Nation & World

How to teach students about truth

4 min read

Gardner says basic values remain precious in a cyber age

When Howard Gardner’s book “The Disciplined Mind: Beyond Facts and Standardized Tests, the K-12 Education that Every Child Deserves” was published in 2000, social networking services like Facebook and Twitter and the online resource Wikipedia were still off on the information superhighway’s horizon.

Since then, the Harvard professor and developmental psychologist has experienced the digital revolution himself and has spent time talking with and observing his children, as well as his students who are products of the hyper-connected age. As a result, Gardner said he realized he needed to revisit his original work, which argued for a kindergarten to 12th grade education that teaches students to understand the values of truth, beauty, and goodness.

So his latest book is called “Truth, Beauty, and Goodness Reframed.” He discussed the new work on Thursday at the Harvard Graduate School of Education (HGSE). Tailoring his talk to the educators in the crowd, he explored how teachers can approach the three principles in an age when information overload and postmodern cynicism threaten good judgment and reason.

Gardner, who popularized the concept of multiple intelligences in learning with his previous work, said he cast the digital world as a villain in his new book because it challenges truth with its ever-changing information, tests the idea of beauty with programs like Photoshop, and confronts goodness with issues of ownership, authorship, copyright, privacy, identity, and trust. Postmodern and relative perspectives are also villains in his new work, he said, because they question the notion of who decides what is good and true, and they argue that “beauty is a thing of the past.”

But there is hope for these qualities yet, said the HGSE’s John H. and Elisabeth A. Hobbs Professor of Cognition and Education. By exploring how people reach conclusions, whether in the academic disciplines like science or history, or in the workplace, he said, one can get at the truth of a matter.

“What we really need to convey to students of any age is methods used in each discipline.”

He compared a reporter at the Financial Times, who is subject to rigorous controls and fact checking, to a blogger who can “say what he or she thinks” without any obligation toward research or reporting standards.

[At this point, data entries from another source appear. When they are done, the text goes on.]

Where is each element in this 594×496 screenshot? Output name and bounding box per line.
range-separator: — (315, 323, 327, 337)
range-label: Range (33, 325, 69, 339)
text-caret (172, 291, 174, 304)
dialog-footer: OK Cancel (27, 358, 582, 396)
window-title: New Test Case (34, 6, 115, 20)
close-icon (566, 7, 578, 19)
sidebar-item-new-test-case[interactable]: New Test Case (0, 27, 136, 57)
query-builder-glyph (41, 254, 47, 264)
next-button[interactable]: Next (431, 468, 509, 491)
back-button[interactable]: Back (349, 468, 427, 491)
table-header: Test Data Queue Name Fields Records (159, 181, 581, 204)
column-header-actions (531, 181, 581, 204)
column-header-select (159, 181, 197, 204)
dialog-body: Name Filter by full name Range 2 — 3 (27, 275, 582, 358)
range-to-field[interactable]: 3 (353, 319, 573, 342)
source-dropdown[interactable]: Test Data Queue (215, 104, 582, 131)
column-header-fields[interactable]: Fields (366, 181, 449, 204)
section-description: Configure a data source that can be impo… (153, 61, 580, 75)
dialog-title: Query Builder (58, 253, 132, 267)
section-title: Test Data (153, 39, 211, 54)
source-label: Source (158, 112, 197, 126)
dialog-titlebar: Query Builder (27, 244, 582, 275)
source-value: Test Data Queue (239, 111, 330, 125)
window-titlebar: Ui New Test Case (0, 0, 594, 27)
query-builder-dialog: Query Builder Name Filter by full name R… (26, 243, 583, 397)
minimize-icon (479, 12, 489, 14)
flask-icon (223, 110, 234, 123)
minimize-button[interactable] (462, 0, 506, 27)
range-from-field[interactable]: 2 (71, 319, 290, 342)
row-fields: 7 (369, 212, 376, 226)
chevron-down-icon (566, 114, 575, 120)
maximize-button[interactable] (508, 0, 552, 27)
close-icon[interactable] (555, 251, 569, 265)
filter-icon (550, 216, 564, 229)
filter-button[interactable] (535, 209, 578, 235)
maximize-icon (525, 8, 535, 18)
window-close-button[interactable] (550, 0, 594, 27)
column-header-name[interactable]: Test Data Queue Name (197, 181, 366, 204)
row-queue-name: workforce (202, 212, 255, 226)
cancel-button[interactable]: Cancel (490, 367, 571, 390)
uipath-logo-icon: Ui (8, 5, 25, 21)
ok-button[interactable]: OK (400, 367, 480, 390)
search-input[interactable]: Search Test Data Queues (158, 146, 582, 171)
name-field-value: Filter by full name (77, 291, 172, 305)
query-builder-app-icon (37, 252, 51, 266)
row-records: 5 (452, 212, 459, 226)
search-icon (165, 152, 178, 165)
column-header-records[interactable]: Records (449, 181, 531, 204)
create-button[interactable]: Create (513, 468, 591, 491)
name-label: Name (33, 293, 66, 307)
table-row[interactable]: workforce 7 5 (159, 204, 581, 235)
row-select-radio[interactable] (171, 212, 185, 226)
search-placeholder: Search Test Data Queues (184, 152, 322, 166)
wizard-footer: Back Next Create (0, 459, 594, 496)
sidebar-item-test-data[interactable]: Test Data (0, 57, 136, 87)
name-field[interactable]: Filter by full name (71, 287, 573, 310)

“More and more education needs to focus on the methods that people use in order to make the assertions that they do,” Gardner said.

The good news, he said, is that with the onrush of cyber information, “The chances of figuring out what’s true now are greater than any time in human history, if you are willing to spend the time to do it.”

For Gardner, the notion of beauty involves three important traits. While the quality can appear in many forms, like a work of art, a conversation, a trip, or a meal, something truly beautiful must grab your attention, it must be memorable, and it must be worth revisiting.

To nourish this notion of beauty, educators should encourage students to develop their own “portfolios,” he said, whether physical, virtual, or “in our heads,” that are made up of personal beautiful experiences and images. But, he cautioned, “What we like should not be completely unjustifiable … we have to be able to show that what we value is different from what we don’t value.”

According to Gardner, the principle of goodness can be broken down into the categories of “neighborly morality” and “the ethics of roles.” Neighborly morality “is about how we deal with people we see every day,” he said, embodied in the Ten Commandments and the Golden Rule.

His concept of the “ethics of roles” is more nuanced and involves “how we relate to people in a modern, complex, highly differentiated, division-of-labor kind of society.”

Unlike neighborly morality, which addresses the purely personal realm, he said the ethics of roles can be applied to good work and good citizenship. Good work, which he deemed technically excellent, personally engaging, and carried out in an ethical manner, also characterizes good citizenship.

“The good citizen doesn’t just ask, ‘What’s good for me?’ He or she asks, ‘What’s good for the polity?’ ”

Gardner tries to help young people develop “ethical muscles” by getting them to engage with examples of real ethical dilemmas and the means of working through them.

For educators, he suggested creating a “commons,” a place where students, teachers, and staff members can write about the ethical problems they’ve encountered and how they have tried to deal with them.

“Having people talk openly about the dilemmas they face and how they deal with them,” he said, “has potential.”